NAISC has its own REST API, which is being extended with further endpoints complying with our API specification. This support is currently available on the dev branch.
To launch NAISC as a VocBench 3 service, it is necessary to:
- download the dev branch
- on Windows, inside the folder naisc-rest:
- replace the file models (which is intended to be a symbolic link) with an empty directory
- replace the file configs (which is intended to be a symbolic link) with a copy of the homonym directory in the root of the projects sources
- execute either gradlew.bat (on Windows) or gradlew (on a unix-like system)
- armed with patience, wait until Naisc has downloaded its models
When running, Naisc listens for request at this address http://localhost:8080/naisc-rest/maple. Opening this address in the browser should return metadata about the service as a JSON object.
Alignment Bootstrap
The Alignment Bootstrap is a set of services currently hosted on the ST Remote Service Compendium (ST-RSC), which exploits alignment chains (see previous section) to generate alignments between datasets bridged by alignments to a third one.

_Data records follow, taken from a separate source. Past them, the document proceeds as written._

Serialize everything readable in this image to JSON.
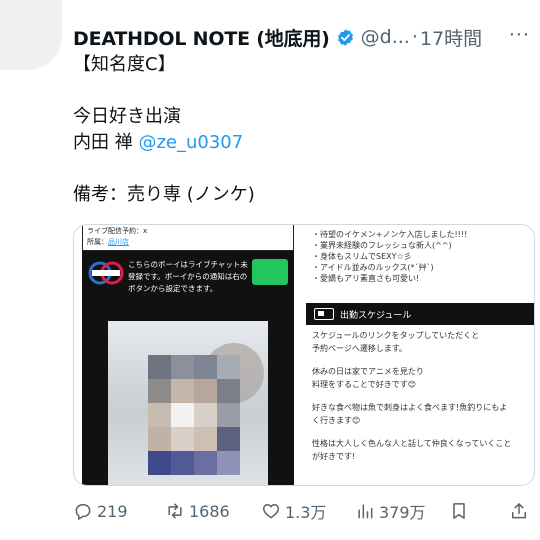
{
  "tweet": {
    "author_name": "DEATHDOL NOTE (地底用)",
    "handle": "@d...",
    "separator": "·",
    "time": "17時間",
    "more": "···",
    "lines": {
      "rank": "【知名度C】",
      "show_label": "今日好き出演",
      "person_name": "内田 禅",
      "person_mention": "@ze_u0307",
      "note": "備考：売り専 (ノンケ)"
    }
  },
  "media": {
    "left": {
      "live_schedule": "ライブ配信予約：x",
      "shop_label": "所属：",
      "shop_link": "品川店",
      "notice": "こちらのボーイはライブチャット未登録です。ボーイからの通知は右のボタンから設定できます。"
    },
    "right": {
      "bullets": [
        "・待望のイケメン+ノンケ入店しました!!!!",
        "・業界未経験のフレッシュな新人(^^)",
        "・身体もスリムでSEXY☆彡",
        "・アイドル並みのルックス(*´艸`)",
        "・愛嬌もアリ素直さも可愛い!"
      ],
      "schedule_title": "出勤スケジュール",
      "schedule_desc": [
        "スケジュールのリンクをタップしていただくと",
        "予約ページへ遷移します。"
      ],
      "para1": [
        "休みの日は家でアニメを見たり",
        "料理をすることで好きです😊"
      ],
      "para2": [
        "好きな食べ物は魚で刺身はよく食べます!魚釣りにもよ",
        "く行きます😊"
      ],
      "para3": [
        "性格は大人しく色んな人と話して仲良くなっていくこと",
        "が好きです!"
      ]
    }
  },
  "actions": {
    "replies": "219",
    "reposts": "1686",
    "likes": "1.3万",
    "views": "379万"
  },
  "icons": [
    "verified-badge-icon",
    "reply-icon",
    "repost-icon",
    "like-icon",
    "views-icon",
    "bookmark-icon",
    "share-icon"
  ],
  "colors": {
    "link": "#1d9bf0",
    "muted": "#536471",
    "text": "#0f1419"
  }
}
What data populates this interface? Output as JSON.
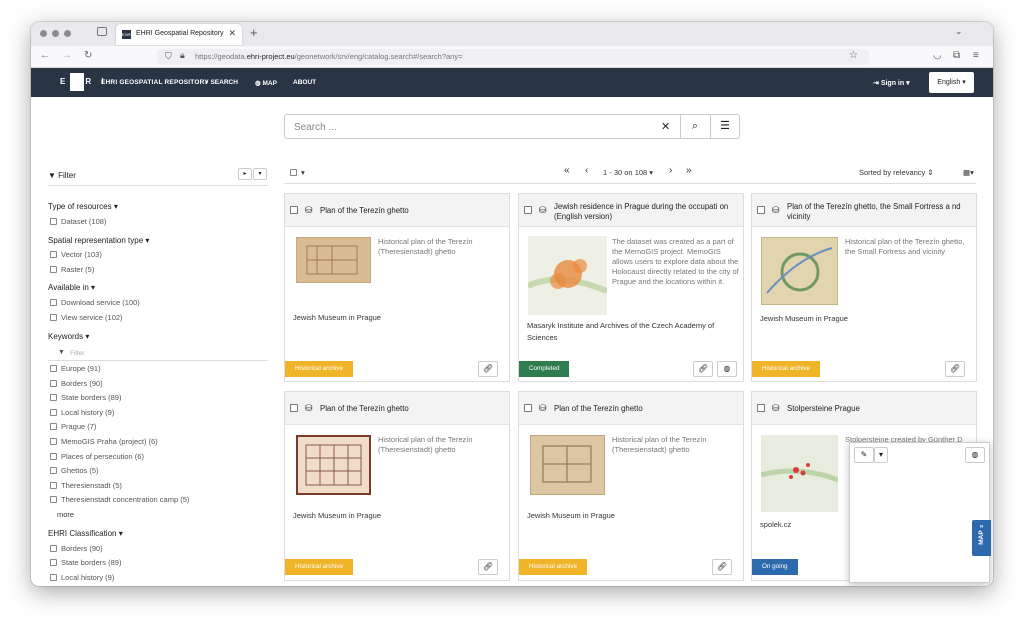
{
  "browser": {
    "tab_title": "EHRI Geospatial Repository",
    "favicon_text": "EHRI",
    "url_prefix": "https://geodata.",
    "url_domain": "ehri-project.eu",
    "url_suffix": "/geonetwork/srv/eng/catalog.search#/search?any="
  },
  "nav": {
    "logo_left": "E",
    "logo_right": "R I",
    "brand": "EHRI GEOSPATIAL REPOSITORY",
    "search": "SEARCH",
    "map": "MAP",
    "about": "ABOUT",
    "signin": "Sign in",
    "language": "English"
  },
  "search": {
    "placeholder": "Search ..."
  },
  "filter": {
    "title": "Filter",
    "sections": [
      {
        "title": "Type of resources",
        "options": [
          "Dataset (108)"
        ]
      },
      {
        "title": "Spatial representation type",
        "options": [
          "Vector (103)",
          "Raster (5)"
        ]
      },
      {
        "title": "Available in",
        "options": [
          "Download service (100)",
          "View service (102)"
        ]
      },
      {
        "title": "Keywords",
        "options": [
          "Europe (91)",
          "Borders (90)",
          "State borders (89)",
          "Local history (9)",
          "Prague (7)",
          "MemoGIS Praha (project) (6)",
          "Places of persecution (6)",
          "Ghettos (5)",
          "Theresienstadt (5)",
          "Theresienstadt concentration camp (5)"
        ]
      },
      {
        "title": "EHRI Classification",
        "options": [
          "Borders (90)",
          "State borders (89)",
          "Local history (9)"
        ]
      }
    ],
    "keyword_filter_placeholder": "Filter",
    "more": "more"
  },
  "toolbar": {
    "pagination": "1 - 30 on 108",
    "sort": "Sorted by relevancy"
  },
  "results": [
    {
      "title": "Plan of the Terezín ghetto",
      "desc": "Historical plan of the Terezín (Theresienstadt) ghetto",
      "org": "Jewish Museum in Prague",
      "badge": "Historical archive"
    },
    {
      "title": "Jewish residence in Prague during the occupati on (English version)",
      "desc": "The dataset was created as a part of the MemoGIS project. MemoGIS allows users to explore data about the Holocaust directly related to the city of Prague and the locations within it.",
      "org": "Masaryk Institute and Archives of the Czech Academy of Sciences",
      "badge": "Completed"
    },
    {
      "title": "Plan of the Terezín ghetto, the Small Fortress a nd vicinity",
      "desc": "Historical plan of the Terezín ghetto, the Small Fortress and vicinity",
      "org": "Jewish Museum in Prague",
      "badge": "Historical archive"
    },
    {
      "title": "Plan of the Terezín ghetto",
      "desc": "Historical plan of the Terezín (Theresienstadt) ghetto",
      "org": "Jewish Museum in Prague",
      "badge": "Historical archive"
    },
    {
      "title": "Plan of the Terezín ghetto",
      "desc": "Historical plan of the Terezín (Theresienstadt) ghetto",
      "org": "Jewish Museum in Prague",
      "badge": "Historical archive"
    },
    {
      "title": "Stolpersteine Prague",
      "desc": "Stolpersteine created by Günther D",
      "org": "spolek.cz",
      "badge": "On going"
    }
  ],
  "map_toggle": "MAP",
  "colors": {
    "nav_bg": "#293545",
    "historical": "#f0b429",
    "completed": "#2e7d4f",
    "ongoing": "#2d6aad"
  }
}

Once the ST-RSC service has been activated, the Alignment Bootstrap services will be listening on address http://localhost:7576/st-rsc/align (the standard url/port can be changed by modifying the startup script), so this is the URL to be used when connecting VB to the ST-RSC server.
ST-RSC's services are described in a YAML file, the model of which is based on OpenAPI 3.0.1. Note that the ST Remote Service Compendium offers other services, such as the Skos Diffing.